The enactor struct is where the computation of the application actually happens. enactor has three methods:

  • prepare_frontier – intialize the vertex frontier for the first iteration

  • loop – logic for a single iteration of the algorithm

  • is_converged – check whether the algorithm has converged and should terminate

The methods are detailed inline below.

template <typename problem_t>
struct enactor_t : gunrock::enactor_t<problem_t> {
  using gunrock::enactor_t<problem_t>::enactor_t;

  using vertex_t = typename problem_t::vertex_t;
  using edge_t = typename problem_t::edge_t;
  using weight_t = typename problem_t::weight_t;

prepare_frontier#

prepare_frontier initializes the frontier for the first iteration of the algorithm. In this case, we want the frontier to hold all of the nodes in the graph.

  void prepare_frontier(frontier_t<vertex_t>* f,
                        cuda::multi_context_t& context) override {
    auto P = this->get_problem();
    auto G = P->get_graph();
    auto n_vertices = G.get_number_of_vertices();

    // Fill the frontier with a sequence of vertices from 0 -> n_vertices.
    f->sequence((vertex_t)0, n_vertices, context.get_context(0)->stream());
  }

loop#

loop implements a single iteration of the pagerank algorithm.
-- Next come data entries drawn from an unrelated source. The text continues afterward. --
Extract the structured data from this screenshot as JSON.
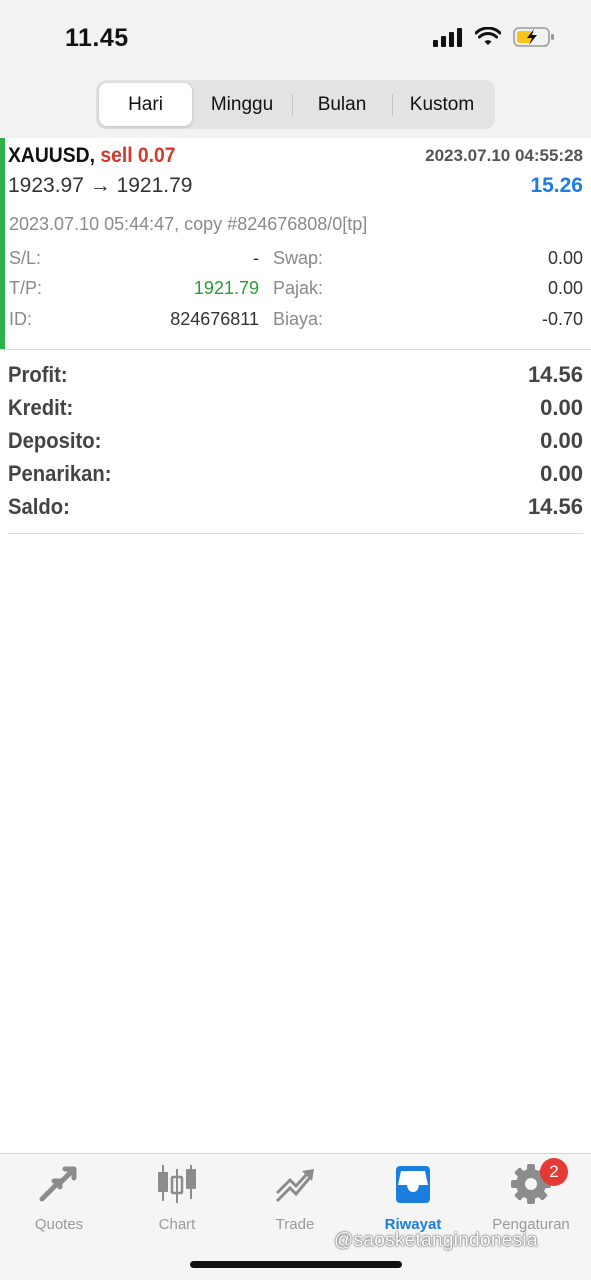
{
  "status": {
    "time": "11.45",
    "battery_color": "#f5c518"
  },
  "tabs": [
    {
      "label": "Hari",
      "active": true
    },
    {
      "label": "Minggu",
      "active": false
    },
    {
      "label": "Bulan",
      "active": false
    },
    {
      "label": "Kustom",
      "active": false
    }
  ],
  "deal": {
    "symbol": "XAUUSD,",
    "side": "sell 0.07",
    "open_time": "2023.07.10 04:55:28",
    "prices": "1923.97 → 1921.79",
    "profit": "15.26",
    "comment": "2023.07.10 05:44:47, copy #824676808/0[tp]",
    "left": [
      {
        "key": "S/L:",
        "value": "-"
      },
      {
        "key": "T/P:",
        "value": "1921.79"
      },
      {
        "key": "ID:",
        "value": "824676811"
      }
    ],
    "right": [
      {
        "key": "Swap:",
        "value": "0.00"
      },
      {
        "key": "Pajak:",
        "value": "0.00"
      },
      {
        "key": "Biaya:",
        "value": "-0.70"
      }
    ]
  },
  "summary": [
    {
      "key": "Profit:",
      "value": "14.56"
    },
    {
      "key": "Kredit:",
      "value": "0.00"
    },
    {
      "key": "Deposito:",
      "value": "0.00"
    },
    {
      "key": "Penarikan:",
      "value": "0.00"
    },
    {
      "key": "Saldo:",
      "value": "14.56"
    }
  ],
  "tabbar": {
    "items": [
      {
        "label": "Quotes",
        "icon": "quotes-arrows-icon"
      },
      {
        "label": "Chart",
        "icon": "candlestick-icon"
      },
      {
        "label": "Trade",
        "icon": "trade-trend-icon"
      },
      {
        "label": "Riwayat",
        "icon": "history-inbox-icon",
        "active": true
      },
      {
        "label": "Pengaturan",
        "icon": "gear-icon",
        "badge": "2"
      }
    ],
    "accent": "#1a7ee0"
  },
  "watermark": "@saosketangindonesia"
}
Logically, it is almost identical to the section of code inside the Python while True: loop in the implementations above.

  void loop(cuda::multi_context_t& context) override {
    // Get data structures
    auto E = this->get_enactor();
    auto P = this->get_problem();
    auto G = P->get_graph();
    auto n_vertices = G.get_number_of_vertices();
    auto x = P->result.x;
    auto xlast = P->xlast.data().get();
    auto iweights = P->iweights.data().get();
    auto alpha = P->param.alpha;

    auto policy = this->context->get_context(0)->execution_policy();

    // Copy p to xlast
    thrust::copy_n(policy, x, n_vertices, xlast);
    
    // Fill `x` with (1 - alpha) / n_vertices
    thrust::fill_n(policy, x, n_vertices, (1 - alpha) / n_vertices);

    auto spread_op = [p, xlast, iweights] __host__ __device__(
                         vertex_t const& src, vertex_t const& dst,
                         edge_t const& edge, weight_t const& weight) -> bool {
      
      // Compute the update to push to neighbors
      weight_t update = xlast[src] * iweights[src] * weight;
      
      // Push the update to neighbors
      // Note this needs an atomic operation because multiple `src` nodes might be writing to the same
      // `dst` node
      math::atomic::add(x + dst, update);
      return false;
    };

    // Run an optimized `essentials` operator to map `spread_op` across all the edges of the graph
    operators::advance::execute<operators::advance_type_t::vertex_to_vertex,
                                operators::advance_direction_t::forward,
                                operators::load_balance_t::merge_path>(
        G, E, spread_op, context);

    // HACK!
    // Normally, `advance` produces a new frontier of active nodes.  However, for pagerank, we
    // want all nodes to be active all of the time.  We can make this happen by (un)flipping the input
    // and output frontiers after the `advance` operator.
    // (This should be smoothed out in future `essentials` versions.)
    E->swap_frontier_buffers();
  }

is_converged#

Determine whether the algorithm has converged by checking whether the absolute difference between the current and last iteration is below some threshold.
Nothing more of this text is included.